Sellers and buyers are often unrealistic. An Australian Ebay seller I know has relisted a "well used (and abused)" Rolleicord II at $400 as is, no returns for six months. It has a 16 exposure kit which I want, but not at that inflated price. This weekend I will order 12, 16 and 24 Rolleicord exposure kits from a US seller I found online for much less than $400 even with overseas P&P factored into the deal. So go figure.
All this horse trading tends to drive buyers away from Ebay.
Leica and Rolleiflex TLR prices are all over the place. My partner wants an M2 or M3 in good user condition and we are hunting on Ebay and elsewhere. M2s are scarce, one with an Elmar 2.8 went in March for $1,100, a good price, another (lensless) at $1,600 got no interest and the seller withdrew it. A Melbourne camera shop has a DS M3 with a Summarit at $1,350 with warranty, it has "issues" with fungus in the viewfinder but we will look at it and see. If this M3 was listed on Ebay for that price without a warranty, we would not even be interested. These are old cameras, and real world concerns apply (and at times collide with sellers' and buyers' cherished fantasies).
The Ebay situation is unlikely to improve given the sellers' mindset of "worth against value" and buyers' obsession with getting bargains at any cost.
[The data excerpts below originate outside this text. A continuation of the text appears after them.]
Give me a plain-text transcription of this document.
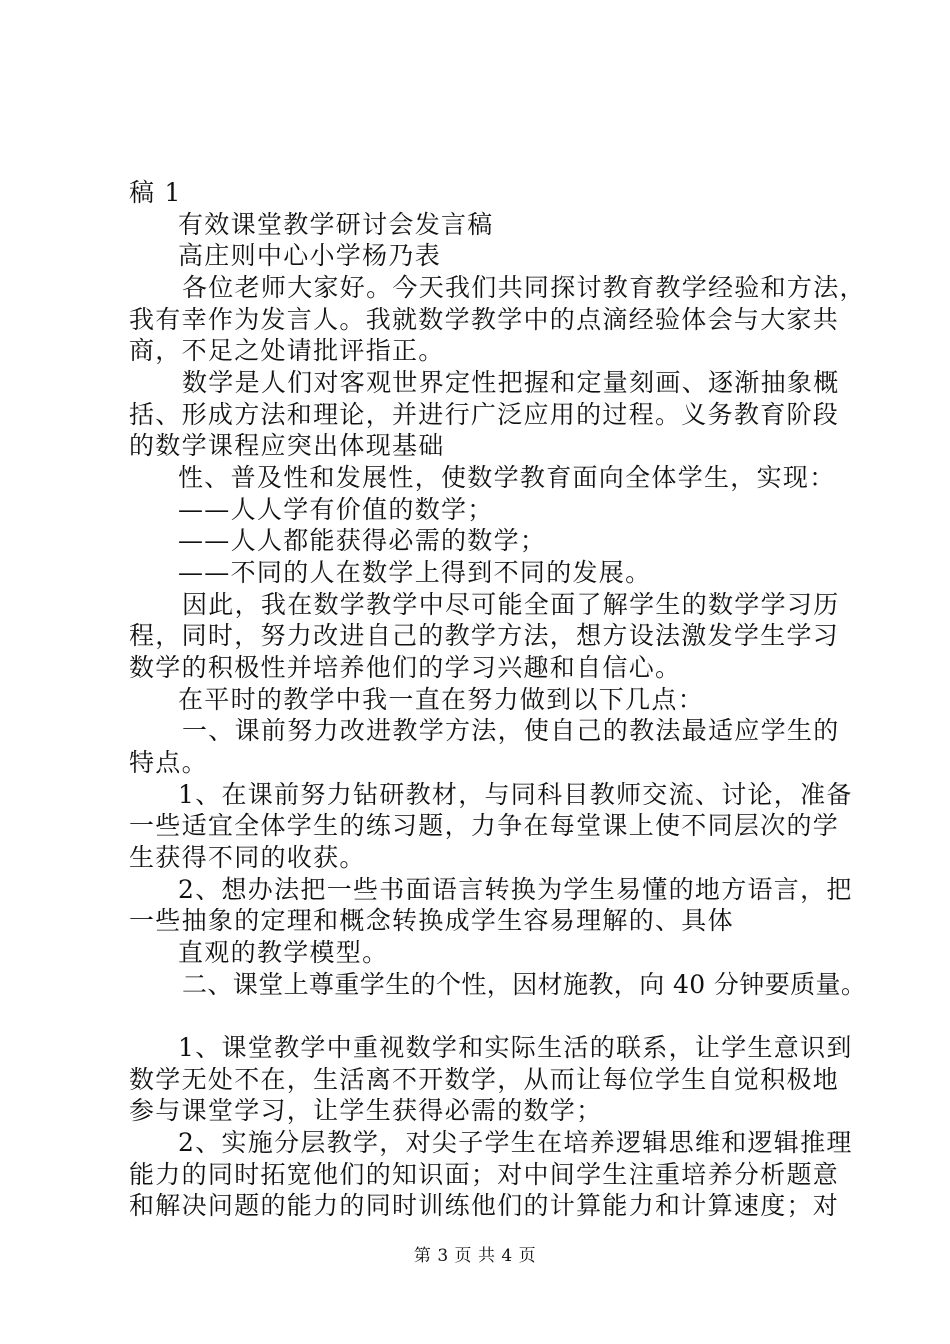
稿 1
有效课堂教学研讨会发言稿
高庄则中心小学杨乃表
各位老师大家好。今天我们共同探讨教育教学经验和方法，
我有幸作为发言人。我就数学教学中的点滴经验体会与大家共
商，不足之处请批评指正。
数学是人们对客观世界定性把握和定量刻画、逐渐抽象概
括、形成方法和理论，并进行广泛应用的过程。义务教育阶段
的数学课程应突出体现基础
性、普及性和发展性，使数学教育面向全体学生，实现：
——人人学有价值的数学；
——人人都能获得必需的数学；
——不同的人在数学上得到不同的发展。
因此，我在数学教学中尽可能全面了解学生的数学学习历
程，同时，努力改进自己的教学方法，想方设法激发学生学习
数学的积极性并培养他们的学习兴趣和自信心。
在平时的教学中我一直在努力做到以下几点：
一、课前努力改进教学方法，使自己的教法最适应学生的
特点。
1、在课前努力钻研教材，与同科目教师交流、讨论，准备
一些适宜全体学生的练习题，力争在每堂课上使不同层次的学
生获得不同的收获。
2、想办法把一些书面语言转换为学生易懂的地方语言，把
一些抽象的定理和概念转换成学生容易理解的、具体
直观的教学模型。
二、课堂上尊重学生的个性，因材施教，向 40 分钟要质量。
1、课堂教学中重视数学和实际生活的联系，让学生意识到
数学无处不在，生活离不开数学，从而让每位学生自觉积极地
参与课堂学习，让学生获得必需的数学；
2、实施分层教学，对尖子学生在培养逻辑思维和逻辑推理
能力的同时拓宽他们的知识面；对中间学生注重培养分析题意
和解决问题的能力的同时训练他们的计算能力和计算速度；对
第 3 页 共 4 页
Both sides have their good arguments (and many bad ones) and the various parties are unlikely to agree on anything in the long run.
I definitely agree with kcham's comment re APUG, but due caution also applies here.
Nothing will change in the short to medium term. Until the next GFC levels out the playing field and we are all poor again, as we saw in the late 2000s and will see again, sooner or later.